KUALA LUMPUR, May 12 — The media has greater freedom under Datuk Seri Najib Razak’s administration than the previous Tun Dr Mahathir Mohamad government, Sinar Harian said today.

The local daily’s chief editor, Datuk Abdul Jalil Ali, told a forum that Sinar Harian is free to publish news with their own angles, noting that both the opposition and the government are alternately featured on the paper’s front pages.

“If you ask me, between the Najib administration and the previous administration, Najib is open and fair as far as the media is concerned,” Abdul Jalil told the Journalism Now forum here organised by the Institute of Journalists Malaysia, the Foreign Correspondents Club and the European Union.

“Those days during Tun Mahathir, even more stringent,” he added.

Abdul Jalil pointed out that the Mahathir administration did not renew the permit of one of his weeklies, Eksklusif, then and the newspaper was forced to shut down.

According to the New York-based non-profit Committee to Protect Journalists, Eksklusif was banned in 2000 when its annual publishing permit expired.

After taking office, Najib removed the requirement for annual printing licences previously mandated by the Printing Presses and Publications Act 1984.

Steven Gan, editor-in-chief and co-founder of news portal Malaysiakini, told the forum, however, that Malaysia is increasingly following Singapore’s footsteps in suing the press.

“The law is there, which allows anyone who feel aggrieved to sue them and to seek redress in court. But that has to be the very last resort,” Gan said.

He pointed out that before Najib sued Malaysiakini for defamation, the news portal had offered the prime minister the right to reply and even told him that it would be published ad verbatim, but Najib did not exercise it and went ahead with the suit.

“That’s another layer of attack on press freedom,” said Gan.

Najib filed the civil suit in May last year over a series of readers’ posts published on the Malaysiakini website related to the Terengganu mentri besar saga.
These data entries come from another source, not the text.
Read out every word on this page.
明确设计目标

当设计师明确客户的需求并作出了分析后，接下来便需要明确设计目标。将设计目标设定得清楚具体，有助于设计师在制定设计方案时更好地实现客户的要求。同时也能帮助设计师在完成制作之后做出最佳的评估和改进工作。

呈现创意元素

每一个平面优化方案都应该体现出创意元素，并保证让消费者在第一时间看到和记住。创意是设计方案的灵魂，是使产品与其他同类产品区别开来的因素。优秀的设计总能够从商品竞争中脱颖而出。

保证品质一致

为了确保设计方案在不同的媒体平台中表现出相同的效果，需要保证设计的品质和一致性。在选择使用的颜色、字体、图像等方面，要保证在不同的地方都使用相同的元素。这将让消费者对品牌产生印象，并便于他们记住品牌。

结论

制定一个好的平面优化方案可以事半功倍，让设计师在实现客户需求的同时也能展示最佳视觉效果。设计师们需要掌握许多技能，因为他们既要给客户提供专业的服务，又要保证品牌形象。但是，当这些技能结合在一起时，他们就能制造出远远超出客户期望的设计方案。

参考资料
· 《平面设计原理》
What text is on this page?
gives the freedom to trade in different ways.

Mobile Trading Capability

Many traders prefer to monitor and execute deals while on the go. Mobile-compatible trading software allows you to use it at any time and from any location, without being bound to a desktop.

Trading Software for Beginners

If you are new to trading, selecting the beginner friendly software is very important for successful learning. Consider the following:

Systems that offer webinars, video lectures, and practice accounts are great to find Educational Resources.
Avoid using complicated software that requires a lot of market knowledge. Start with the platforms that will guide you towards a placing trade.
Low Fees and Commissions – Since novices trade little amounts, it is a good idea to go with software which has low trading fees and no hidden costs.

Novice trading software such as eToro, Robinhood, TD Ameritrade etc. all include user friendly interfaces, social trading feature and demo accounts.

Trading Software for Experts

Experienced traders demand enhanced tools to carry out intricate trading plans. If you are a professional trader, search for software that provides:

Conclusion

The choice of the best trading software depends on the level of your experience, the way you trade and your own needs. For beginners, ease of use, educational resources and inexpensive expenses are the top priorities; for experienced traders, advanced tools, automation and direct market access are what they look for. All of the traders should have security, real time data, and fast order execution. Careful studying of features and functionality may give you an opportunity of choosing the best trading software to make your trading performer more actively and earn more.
Endy Bayuni, senior editor of Indonesian paper Jakarta Post, said journalists’ loyalty should be to the public, even if their salaries may come from the government or business groups.

“We’re not neutral. We have to take sides. And we have to take sides with people who are being oppressed, discriminated against,” he told the forum.

Lum Chih Feng, editor (E-News) of local Chinese-language paper Oriental Daily, said the local Chinese press is guided by the three-pillar concept which the Chinese community generally upholds: Chinese media, associations and schools.

“The community believes Chinese media should be community first before profit. It’s a communal asset, not a profit driven product,” Lum told the forum.

When asked if the press should be allowed to criticise Islam and the royalty in the interest of independence, law professor Dr Azmi Sharom said the powers of the royals are bound by the Federal Constitution as Malaysia has a constitutional monarchy.

“So if they overstep their powers, they should be open to criticism,” Azmi told the forum.